Progressive Conservative Leader Tim Hudak tried desperately to avoid saying the Toronto mayor's name Monday, appearing only too conscious of a possible backlash against Rob Ford that may scare off provincial voters who otherwise might have voted for the Tories.

Once considered a key ally in Hudak's drive to become Ontario's next premier, analysts now say Ford may turn out to be one of the most effective weapons Premier Dalton McGuinty's Liberals have in their bid for re-election Oct. 6.

It was just about a year ago that Ford blew into city hall on the strength of a populist campaign that promised tax cuts, an end to unnecessary spending, and halting the "gravy train."

"Ford tapped in to a feeling among the public that tax dollars aren't spent as wisely and well as they should be," Liberal strategist Bob Richardson said recently.

It's the kind of message Hudak was more than happy to associate himself with.

"What Rob demonstrated when he won the mayoral race is to be clear where you stand," Hudak said prior to the start of the campaign.

"People are tired of paying more and more in taxes, and seeing the kind of waste we saw at city hall, and that we're seeing here in the province of Ontario."

Hudak's platform promises tax cuts and an end to "wasteful" government spending.

However, as the debate over potentially deep program and service cuts at city hall grows increasingly strident, tapping into the "Ford Nation" for support may prove to be the Tory leader's biggest weakness.

"(Ford) sold a fantasy: that you can reduce your taxes and you don't impact services," said Peter Landry, once chief of staff to a Liberal cabinet minister and now a consultant.

"It's starting to come home to roost for him."

On Monday, Hudak seemed distinctly uncomfortable as reporters pressed him on the Ford factor. Hudak repeatedly refused to use the F-word.

Instead, he responded by attacking McGuinty.

"I don't think it's the role of the premier of the province to lecture my mom, a senior citizen, as to what time she should do the laundry," he said in reference to time-of-use power costs.

Finally, after a half-dozen tries, he relented — slightly.

"I know that Mayor Ford and council are going through recommendations by the city manager," Hudak said.

"So the question is how the province can be of assistance."

Gleeful Liberals have made no bones of invoking Ford as a Hudak bogeyman.

Think what Ford's approach would mean for Ontario is a message frequently heard — or at least implied — from Liberal quarters.

"If Mayor Ford goes down the path of severe and significant cuts, that certainly would hurt Mr.
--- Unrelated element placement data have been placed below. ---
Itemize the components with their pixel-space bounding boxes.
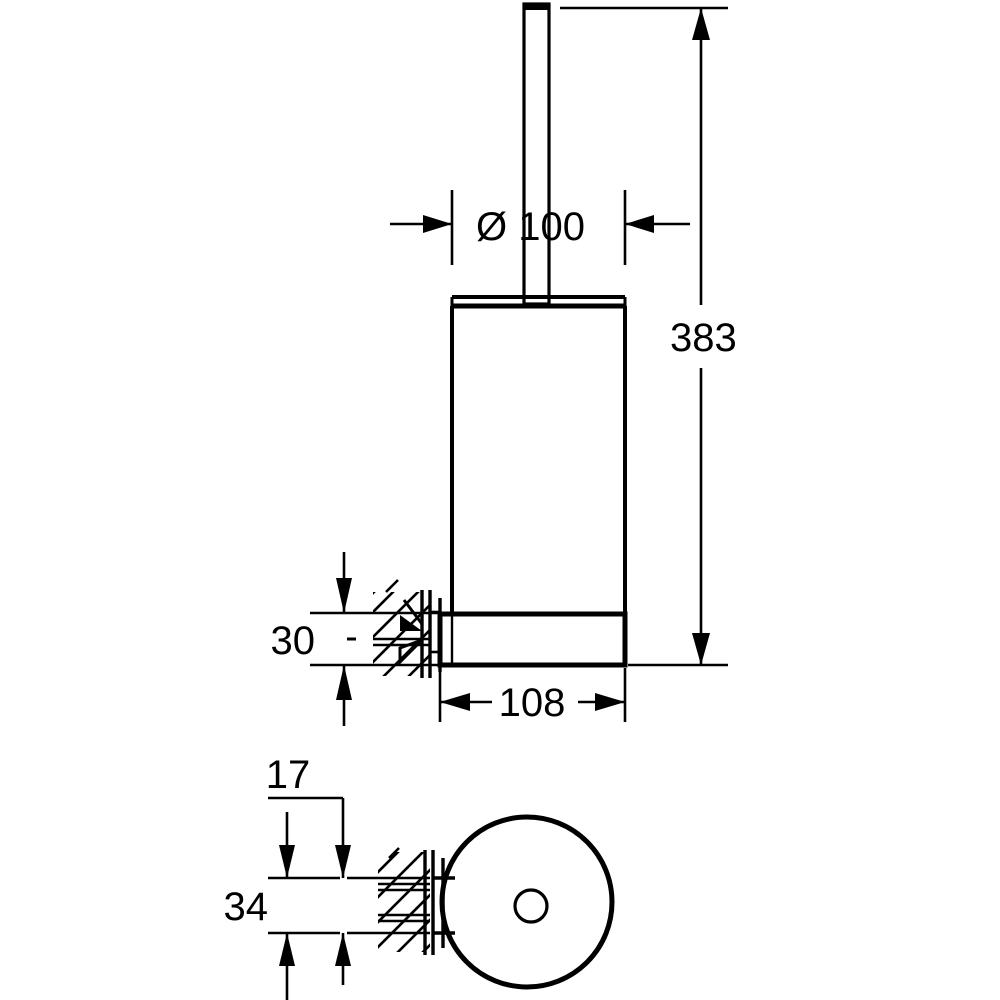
brush-handle xyxy=(522,2,551,306)
dimension-depth-108: 108 xyxy=(438,665,627,725)
dimension-label-wall-offset: 30 xyxy=(271,619,316,663)
dimension-label-bracket-17: 17 xyxy=(266,753,311,797)
wall-mount-bracket-plan xyxy=(423,850,455,955)
container-base-block xyxy=(437,611,628,668)
container-body xyxy=(450,306,627,614)
plan-view-outer-circle xyxy=(439,814,615,990)
front-elevation-view: Ø 100 383 30 xyxy=(271,2,737,726)
dimension-wall-offset-30: 30 xyxy=(271,552,438,726)
wall-hatch-tick-front xyxy=(385,579,399,593)
dimension-label-bracket-34: 34 xyxy=(224,885,269,929)
container-rim xyxy=(450,295,627,309)
wall-hatch-tick-plan xyxy=(388,847,400,859)
dimension-bracket-34: 34 xyxy=(224,885,430,1000)
bottom-plan-view: 17 34 xyxy=(224,753,615,1000)
plan-view-center-hole xyxy=(513,888,549,924)
wall-hatching-plan xyxy=(378,852,430,952)
wall-hatching-front xyxy=(373,592,429,676)
dimension-bracket-17: 17 xyxy=(266,753,430,880)
dimension-height-383: 383 xyxy=(560,6,737,667)
dimension-label-depth: 108 xyxy=(499,681,566,725)
dimension-diameter-100: Ø 100 xyxy=(390,190,690,300)
dimension-label-diameter: Ø 100 xyxy=(476,205,585,249)
dimension-label-height: 383 xyxy=(670,316,737,360)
Hudak," says Myer Siemiatycki, a professor of political science at Ryerson University.

Polls suggest Ford's strong approval ratings have been slipping.

He and his councillor brother Doug Ford have been pilloried over potential cuts to libraries and over dismissive comments about renowned author Margaret Atwood.
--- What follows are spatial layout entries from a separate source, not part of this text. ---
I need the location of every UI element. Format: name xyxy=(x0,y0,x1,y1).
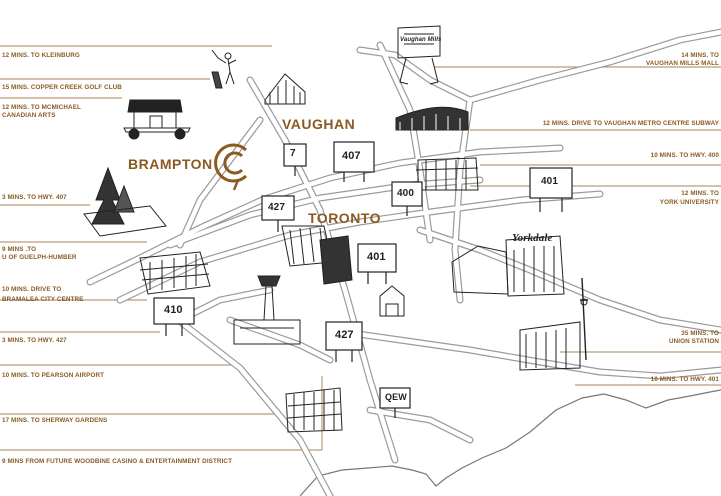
landmarks xyxy=(83,25,588,433)
label-hwy407: 3 MINS. TO HWY. 407 xyxy=(2,194,67,201)
label-hwy427: 3 MINS. TO HWY. 427 xyxy=(2,337,67,344)
city-toronto: TORONTO xyxy=(308,210,381,226)
sherway-gardens-icon xyxy=(285,387,343,433)
label-sherway: 17 MINS. TO SHERWAY GARDENS xyxy=(2,417,108,424)
label-york-line1: 12 MINS. TO xyxy=(681,190,719,197)
label-kleinburg: 12 MINS. TO KLEINBURG xyxy=(2,52,80,59)
label-vaughan-mills-line2: VAUGHAN MILLS MALL xyxy=(645,60,719,67)
highway-407-label: 407 xyxy=(342,150,361,162)
highway-7-sign xyxy=(283,143,307,176)
city-vaughan: VAUGHAN xyxy=(282,116,356,132)
cc-logo-icon xyxy=(214,143,248,191)
label-vaughan-mills-line1: 14 MINS. TO xyxy=(681,52,719,59)
guelph-humber-icon xyxy=(139,251,211,295)
vaughan-mills-sign: Vaughan Mills xyxy=(400,37,442,43)
golf-cart-icon xyxy=(123,99,191,140)
highway-427-label-north: 427 xyxy=(268,202,285,213)
label-guelph-line1: 9 MINS .TO xyxy=(2,246,37,253)
label-mcmichael-line2: CANADIAN ARTS xyxy=(2,112,56,119)
highway-410-sign xyxy=(153,297,195,336)
highway-407-sign xyxy=(333,141,375,182)
label-woodbine: 9 MINS FROM FUTURE WOODBINE CASINO & ENT… xyxy=(2,458,233,465)
highway-401-sign-central xyxy=(357,243,397,284)
road-network xyxy=(86,28,721,496)
shoreline xyxy=(299,389,721,496)
highway-410-label: 410 xyxy=(164,304,183,316)
label-york-line2: YORK UNIVERSITY xyxy=(659,199,719,206)
highway-401-label-east: 401 xyxy=(541,176,558,187)
highway-401-label-central: 401 xyxy=(367,251,386,263)
highway-401-sign-east xyxy=(529,167,573,212)
label-guelph-line2: U OF GUELPH-HUMBER xyxy=(2,254,77,261)
highway-427-label-south: 427 xyxy=(335,329,354,341)
label-bramalea-line1: 10 MINS. DRIVE TO xyxy=(2,286,62,293)
pearson-tower-icon xyxy=(233,275,301,345)
label-union-line1: 35 MINS. TO xyxy=(681,330,719,337)
mcmichael-gallery-icon xyxy=(264,73,306,105)
city-brampton: BRAMPTON xyxy=(128,156,213,172)
qew-sign xyxy=(379,387,411,418)
label-mcmichael-line1: 12 MINS. TO MCMICHAEL xyxy=(2,104,81,111)
label-hwy401: 10 MINS. TO HWY. 401 xyxy=(650,376,719,383)
qew-label: QEW xyxy=(385,392,407,402)
right-callout-lines xyxy=(434,66,721,386)
york-university-icon xyxy=(379,285,405,317)
union-station-icon xyxy=(519,277,588,371)
highway-signs xyxy=(153,141,573,418)
toronto-office-icon xyxy=(281,225,353,285)
left-callout-lines xyxy=(0,45,323,451)
label-union-line2: UNION STATION xyxy=(668,338,719,345)
highway-7-label: 7 xyxy=(290,148,296,159)
label-bramalea-line2: BRAMALEA CITY CENTRE xyxy=(2,296,84,303)
label-pearson: 10 MINS. TO PEARSON AIRPORT xyxy=(2,372,105,379)
label-copper-creek: 15 MINS. COPPER CREEK GOLF CLUB xyxy=(2,84,122,91)
vmc-subway-icon xyxy=(395,106,469,131)
golfer-icon xyxy=(211,49,237,89)
label-hwy400: 10 MINS. TO HWY. 400 xyxy=(650,152,719,159)
highway-400-label: 400 xyxy=(397,188,414,199)
yorkdale-sign: Yorkdale xyxy=(512,232,553,244)
yorkdale-mall-icon xyxy=(451,235,565,297)
label-vmc-subway: 12 MINS. DRIVE TO VAUGHAN METRO CENTRE S… xyxy=(542,120,719,127)
highway-400-sign xyxy=(391,181,423,216)
highway-427-sign-south xyxy=(325,321,363,362)
highway-427-sign-north xyxy=(261,195,295,232)
vaughan-mills-icon xyxy=(397,25,441,85)
highway-400-building-icon xyxy=(415,157,479,191)
trees-icon xyxy=(83,166,167,237)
Disquiet over other potential losses to services or programs is also getting louder.

Hundreds of people lined up at city hall to speak against the cuts and some previously supportive councillors are changing their tune.

"Having a bunch of people screaming and yelling at council until 2:30 in the morning is not representative of the Greater Toronto Area," said Ipsos Reid pollster John Wright.

Lydia Miljan, who teaches political science at the University of Windsor, said voters across the country have been taking a fresh look at Conservative messages on wasteful government spending.

Voters have also become less fearful of suggestions the Conservatives have a "hidden agenda" — something to which they are susceptible, she said.

Some analysts said the very fact of Ford's election stands to benefit the Conservatives by at least giving them hope they can break through into the 416-area.

It wasn't so long ago, Toronto was essentially a dead zone for Tories at all levels.

Ford and the federal Conservatives under Harper have shown that to be the case no longer.

But, come Oct. 6, Ford Nation may prove to be Hudak's downfall.